Identifying patients who are at increased risk of further reinfarction or death is essential in order that it can be prevented or intervention can be done accordingly. A referral of high-risk patients to specialty centers should be made for early coronary angiography and revascularization. Risk stratification of post-STEMI patients can be done clinically or by using the Thrombolysis in Myocardial Infarction (TIMI) risk score for a 30-day outcome risk assessment and the Global Registry of Acute Coronary Events (GRACE) risk score for a 6-month outcome risk assessment. This is relevant for patients who did not receive PCI, including those with >48 hours of presentation. Risk assessment should be done repeatedly during hospitalization and at discharge.  

High-Risk Patients  

High-risk patients are those with left ventricular ejection fraction (LVEF) <35%, ischemia that affects >50% of viable myocardium and are post-revascularization (PCI or CABG).  
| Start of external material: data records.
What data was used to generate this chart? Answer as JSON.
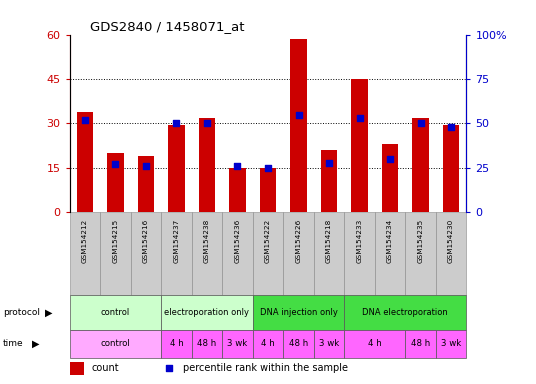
{
  "title": "GDS2840 / 1458071_at",
  "samples": [
    "GSM154212",
    "GSM154215",
    "GSM154216",
    "GSM154237",
    "GSM154238",
    "GSM154236",
    "GSM154222",
    "GSM154226",
    "GSM154218",
    "GSM154233",
    "GSM154234",
    "GSM154235",
    "GSM154230"
  ],
  "counts": [
    34,
    20,
    19,
    29.5,
    32,
    15,
    15,
    58.5,
    21,
    45,
    23,
    32,
    29.5
  ],
  "percentiles": [
    52,
    27,
    26,
    50,
    50,
    26,
    25,
    55,
    28,
    53,
    30,
    50,
    48
  ],
  "bar_color": "#cc0000",
  "dot_color": "#0000cc",
  "ylim_left": [
    0,
    60
  ],
  "ylim_right": [
    0,
    100
  ],
  "yticks_left": [
    0,
    15,
    30,
    45,
    60
  ],
  "yticks_right": [
    0,
    25,
    50,
    75,
    100
  ],
  "ytick_labels_right": [
    "0",
    "25",
    "50",
    "75",
    "100%"
  ],
  "plot_bg": "#ffffff",
  "sample_box_color": "#cccccc",
  "proto_groups": [
    {
      "label": "control",
      "start": 0,
      "end": 3,
      "color": "#ccffcc"
    },
    {
      "label": "electroporation only",
      "start": 3,
      "end": 6,
      "color": "#ccffcc"
    },
    {
      "label": "DNA injection only",
      "start": 6,
      "end": 9,
      "color": "#44dd44"
    },
    {
      "label": "DNA electroporation",
      "start": 9,
      "end": 13,
      "color": "#44dd44"
    }
  ],
  "time_groups": [
    {
      "label": "control",
      "start": 0,
      "end": 3,
      "color": "#ffaaff"
    },
    {
      "label": "4 h",
      "start": 3,
      "end": 4,
      "color": "#ff66ff"
    },
    {
      "label": "48 h",
      "start": 4,
      "end": 5,
      "color": "#ff66ff"
    },
    {
      "label": "3 wk",
      "start": 5,
      "end": 6,
      "color": "#ff66ff"
    },
    {
      "label": "4 h",
      "start": 6,
      "end": 7,
      "color": "#ff66ff"
    },
    {
      "label": "48 h",
      "start": 7,
      "end": 8,
      "color": "#ff66ff"
    },
    {
      "label": "3 wk",
      "start": 8,
      "end": 9,
      "color": "#ff66ff"
    },
    {
      "label": "4 h",
      "start": 9,
      "end": 11,
      "color": "#ff66ff"
    },
    {
      "label": "48 h",
      "start": 11,
      "end": 12,
      "color": "#ff66ff"
    },
    {
      "label": "3 wk",
      "start": 12,
      "end": 13,
      "color": "#ff66ff"
    }
  ]
}
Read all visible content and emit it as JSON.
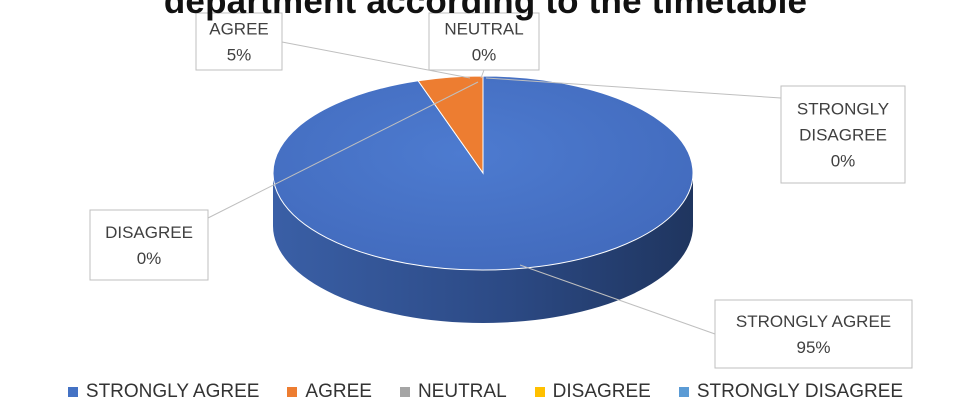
{
  "chart_data": {
    "type": "pie",
    "title": "department according to the timetable",
    "categories": [
      "STRONGLY AGREE",
      "AGREE",
      "NEUTRAL",
      "DISAGREE",
      "STRONGLY DISAGREE"
    ],
    "values": [
      95,
      5,
      0,
      0,
      0
    ],
    "data_labels": [
      {
        "name": "STRONGLY AGREE",
        "value": "95%"
      },
      {
        "name": "AGREE",
        "value": "5%"
      },
      {
        "name": "NEUTRAL",
        "value": "0%"
      },
      {
        "name": "DISAGREE",
        "value": "0%"
      },
      {
        "name": "STRONGLY DISAGREE",
        "value": "0%"
      }
    ],
    "colors": [
      "#4472C4",
      "#ED7D31",
      "#A5A5A5",
      "#FFC000",
      "#5B9BD5"
    ],
    "legend_position": "bottom",
    "style": "3d"
  }
}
The clinical indicators for high-risk patients include:

  • Advanced age
  • Hypotension and cardiogenic shock
  • Anterior infarction
  • Elevated initial serum creatinine
  • Malignant arrhythmias
  • Early angina on minimal exertion/post-infarct angina
  • Tachycardia
  • Killip class >1
  • Previous infarction
  • History of heart failure (HF)
  • Persistent chest pain
  • Peripheral arterial disease


Medium-Risk Patients  

Medium-risk patients are patients not considered low risk or high risk based on imaging criteria and should be treated based on symptomatic status.  

Low-Risk Patients  


Low-risk patients are those who have LVEF >50% or mild inducible ischemia that affects <20% of viable myocardium.